Co-create Retail Training Opportunities that Matter
There is a tremendous opportunity for stakeholders to professionalize and reskill retail careers in Africa. Stakeholders can partner with business schools on the continent, training institutions and industry associations to develop customized training for retail talent. The curricula for customized training must be based on the understanding that Africa’s retail landscape differs from that of other continents in some respects. For example, studies show that retailers in informal economies of Africa place a premium on family, friendship or guarantor relationships when making pricing, contracting and selling decisions. These retailers view the relationships as a strategic opportunity to grow social capital at the communal level. Consequently, retail development curricula for informal sector practitioners must be tailored to accommodate the cultural and societal practices in local business opportunities. Africa has a mix of informal, hybrid and modern retailing formats which propel diverse career trajectories. Training curricular should also include sessions on ethics, sustainability and responsible management. The recent collapse of Nakumatt and other supermarket chains in Kenya resulting from financial mismanagement underscores the importance of ethics and responsible management. It is up to stakeholders to do the painstaking work of developing career development packages for diverse audiences within Africa’s retail landscape.
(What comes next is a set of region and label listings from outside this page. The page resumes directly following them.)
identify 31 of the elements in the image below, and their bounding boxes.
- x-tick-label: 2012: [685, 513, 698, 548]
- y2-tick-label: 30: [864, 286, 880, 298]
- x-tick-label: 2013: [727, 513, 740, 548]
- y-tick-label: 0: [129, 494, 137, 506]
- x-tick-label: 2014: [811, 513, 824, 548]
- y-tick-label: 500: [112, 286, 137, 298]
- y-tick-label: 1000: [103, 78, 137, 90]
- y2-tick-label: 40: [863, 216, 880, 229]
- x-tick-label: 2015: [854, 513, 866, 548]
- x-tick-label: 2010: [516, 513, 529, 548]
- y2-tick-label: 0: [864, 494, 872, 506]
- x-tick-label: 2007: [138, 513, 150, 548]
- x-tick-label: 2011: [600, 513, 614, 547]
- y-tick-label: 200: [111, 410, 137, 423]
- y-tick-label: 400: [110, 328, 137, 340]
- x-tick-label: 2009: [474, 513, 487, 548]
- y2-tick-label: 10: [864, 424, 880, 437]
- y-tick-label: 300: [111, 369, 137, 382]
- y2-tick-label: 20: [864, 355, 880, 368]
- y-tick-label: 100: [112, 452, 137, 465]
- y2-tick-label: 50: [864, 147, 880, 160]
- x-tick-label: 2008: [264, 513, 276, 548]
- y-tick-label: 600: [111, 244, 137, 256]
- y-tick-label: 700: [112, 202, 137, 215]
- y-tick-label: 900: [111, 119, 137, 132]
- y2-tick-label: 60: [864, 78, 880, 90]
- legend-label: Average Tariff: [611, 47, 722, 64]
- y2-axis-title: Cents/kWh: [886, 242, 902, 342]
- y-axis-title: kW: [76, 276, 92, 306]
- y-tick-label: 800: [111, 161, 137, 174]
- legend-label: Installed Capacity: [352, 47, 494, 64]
Be Decisive about Building Relevant Capabilities
It is foolhardy for stakeholders to expect complacent achievers and accidental entrants to embrace formal training in retail career development. A more meaningful approach may be to organize career transformation initiatives for reskilling at scale. These activities may include practicing new skills on current roles, online courses, informal mentorship and formal coaching programmes. Stakeholders can leverage networks within retail trade associations and business schools to develop these activities.
Develop Strategic Regional Partnerships
There are literarily hundreds of retail associations on the continent working on laudable initiatives including policy advocacy, opportunity enablement and facilitation of learning. The problem is that these associations are fragmented and tend to focus narrowly on goals that support their registered members. These associations can become more powerful and impactful if they partner with retail associations within and across African countries to promote retail career professionalization. Retail investors, entrepreneurs and channel partners of retailers on the continent can play a critical role in strengthening regional partnerships for businesses.
Actively Engage the Public Sector
Stakeholders recognize that retail without adequate support from the government is like having a human body functioning with one lung. It is important for stakeholders to advocate for national retail policies on the continent to guide retail operations. The policy should cover labor norms, business operations, taxation, access to capital and upskilling. Retail employees suffer long work hours, burnout, and maltreatment. National retail policies can address these problems, increase the ease of doing business, reduce the cost to serve and make it easier to modernize store operations.
It is impossible to predict how retail careers will evolve in Africa. However, joint efforts to upscale and reskill retail talent can transform the retail landscape. There are no simple solutions, but the strategies discussed above can help manage the present and prepare the future.